Sam Rye's position is dubbed 'Community Connector' at Bucky Box, which is an innovative social enterprise based in New Zealand that makes it easier to deliver organic groceries.
We spoke to the community guru himself to get a sense of company's ethos.
Four Questions with Sam Rye
1. How did the idea for the business model come about?
We've done a lot of thinking about how business can be used as a force for positive change. When we thought about Bucky Box, we realised very early that we didn't want it to just be a hi-tech software startup. Instead, we realised that Bucky Box was values-driven -- hence our tagline "Tools for a better food system." We believe that launching Bucky Box and making it available to thousands of small-scale food distributors around the world has the potential to radically alter the way we distribute food (and thus how we produce and consume). However we also wanted to show that by "walking the talk," and reinvesting 67% of our profits back into the local food movement, we would be able to get a double-hit of positive change toward our values -- support projects, research, advocacy and other areas which traditionally don't have much funding or a viable business model, so that we can further catalyse a food system which works for people and planet. We call it "closing the loop."

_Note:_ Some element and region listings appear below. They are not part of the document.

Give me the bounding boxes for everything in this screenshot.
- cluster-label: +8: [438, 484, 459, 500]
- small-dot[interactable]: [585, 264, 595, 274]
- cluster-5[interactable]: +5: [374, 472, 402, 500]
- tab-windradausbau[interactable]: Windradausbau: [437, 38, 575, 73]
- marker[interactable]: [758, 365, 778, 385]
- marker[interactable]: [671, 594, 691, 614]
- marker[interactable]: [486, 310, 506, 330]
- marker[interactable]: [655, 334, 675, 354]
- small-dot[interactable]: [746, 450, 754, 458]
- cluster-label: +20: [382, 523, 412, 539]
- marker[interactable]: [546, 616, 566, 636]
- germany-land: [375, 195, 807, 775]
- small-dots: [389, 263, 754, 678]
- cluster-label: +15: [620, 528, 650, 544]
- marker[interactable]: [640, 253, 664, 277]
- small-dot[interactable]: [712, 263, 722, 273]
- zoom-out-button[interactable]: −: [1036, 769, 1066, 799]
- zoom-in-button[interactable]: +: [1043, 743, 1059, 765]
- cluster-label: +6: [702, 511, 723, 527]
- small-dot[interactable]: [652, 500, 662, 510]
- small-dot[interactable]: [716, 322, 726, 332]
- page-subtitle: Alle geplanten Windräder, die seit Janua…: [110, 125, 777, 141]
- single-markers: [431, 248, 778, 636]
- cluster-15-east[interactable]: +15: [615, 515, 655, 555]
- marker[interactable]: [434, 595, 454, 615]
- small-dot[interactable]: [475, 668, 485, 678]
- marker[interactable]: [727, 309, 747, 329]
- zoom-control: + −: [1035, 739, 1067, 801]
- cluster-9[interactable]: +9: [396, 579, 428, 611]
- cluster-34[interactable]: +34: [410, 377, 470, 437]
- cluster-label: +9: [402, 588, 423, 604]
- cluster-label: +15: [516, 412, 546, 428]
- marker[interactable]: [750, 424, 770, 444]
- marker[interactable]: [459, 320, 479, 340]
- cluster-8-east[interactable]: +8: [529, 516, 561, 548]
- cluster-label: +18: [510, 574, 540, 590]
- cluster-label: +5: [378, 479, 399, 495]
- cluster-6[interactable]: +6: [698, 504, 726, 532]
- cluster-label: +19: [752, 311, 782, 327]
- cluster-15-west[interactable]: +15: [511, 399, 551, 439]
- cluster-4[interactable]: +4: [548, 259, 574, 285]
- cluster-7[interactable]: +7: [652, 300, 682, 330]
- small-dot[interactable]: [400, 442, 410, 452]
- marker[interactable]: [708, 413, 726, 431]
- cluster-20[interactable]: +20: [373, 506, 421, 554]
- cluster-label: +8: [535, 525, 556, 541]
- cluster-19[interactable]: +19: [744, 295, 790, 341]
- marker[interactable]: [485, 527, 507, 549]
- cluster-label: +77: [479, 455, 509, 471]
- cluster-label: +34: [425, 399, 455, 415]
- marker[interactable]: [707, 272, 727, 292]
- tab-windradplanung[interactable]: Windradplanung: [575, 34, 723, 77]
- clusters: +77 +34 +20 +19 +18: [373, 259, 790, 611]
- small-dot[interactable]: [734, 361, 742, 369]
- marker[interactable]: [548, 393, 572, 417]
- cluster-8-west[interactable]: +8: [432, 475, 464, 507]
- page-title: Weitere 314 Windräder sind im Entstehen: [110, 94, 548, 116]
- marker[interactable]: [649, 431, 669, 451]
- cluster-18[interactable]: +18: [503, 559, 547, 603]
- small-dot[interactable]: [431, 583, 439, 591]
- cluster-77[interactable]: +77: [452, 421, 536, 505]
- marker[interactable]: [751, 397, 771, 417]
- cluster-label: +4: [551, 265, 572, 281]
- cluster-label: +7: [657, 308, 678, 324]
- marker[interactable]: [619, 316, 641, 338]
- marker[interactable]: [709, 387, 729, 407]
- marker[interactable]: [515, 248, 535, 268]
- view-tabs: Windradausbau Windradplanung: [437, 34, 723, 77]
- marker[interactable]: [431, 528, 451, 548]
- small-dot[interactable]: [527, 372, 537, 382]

2. How did you decide to join this sector?
Our founder, Will Lau, was involved in the early days of a local food movement here in New Zealand; after a lot of research and deeper thinking about how they could bring local, organic food into the mainstream, the team began a home delivery box scheme with the aim of generating enough demand that they could start to affect supply by only buying from local organic (or near organic farms). Running the veg box scheme gave Will the insight into local food that made him realise how much administration, logistics and work is needed to distribute food locally, and the potential for software to solve some of these challenges -- his coding background led him to write the first prototype of Bucky Box.
Will met the Enspiral team shortly after; a collective of cross-disciplinary people focused on working on positive change projects, and launching social good businesses. We decided to wrap a team around the software, and launch it as one of Enspiral's flagship social ventures.
3. How do you get your inspiration?
Inspiration is easy to find in everyday life if you're open to it. Whether it's walking in the forest (we've got a lot of that over here!), watching seeds sprout into little plants, or taking the time to engage in genuine moments of human vulnerability... I feel it's a matter of switching off the channel of mindless consumption, stripping back the layers of comfort, and re-engaging with what it is to be human, and part of a beautiful planet. Sometimes it helps to remember we're all together, just living on that pale blue dot.
4. How do you reset yourself to be creative? Do you have any rituals?
We're incredibly lucky to be surrounded by the awesome Enspiral Collective which is a breeding ground for creativity and innovation. We try to not get too insular on our project, and instead engage in some of the projects here in Wellington which foster creativity, innovation and collaboration -- such as Intersect, Collaboration Cafe & Good For Nothing. We are consciously trying to spend more time outdoors and away from computers too -- regular hiking trips in the beautiful New Zealand forest are up there for creative inspiration!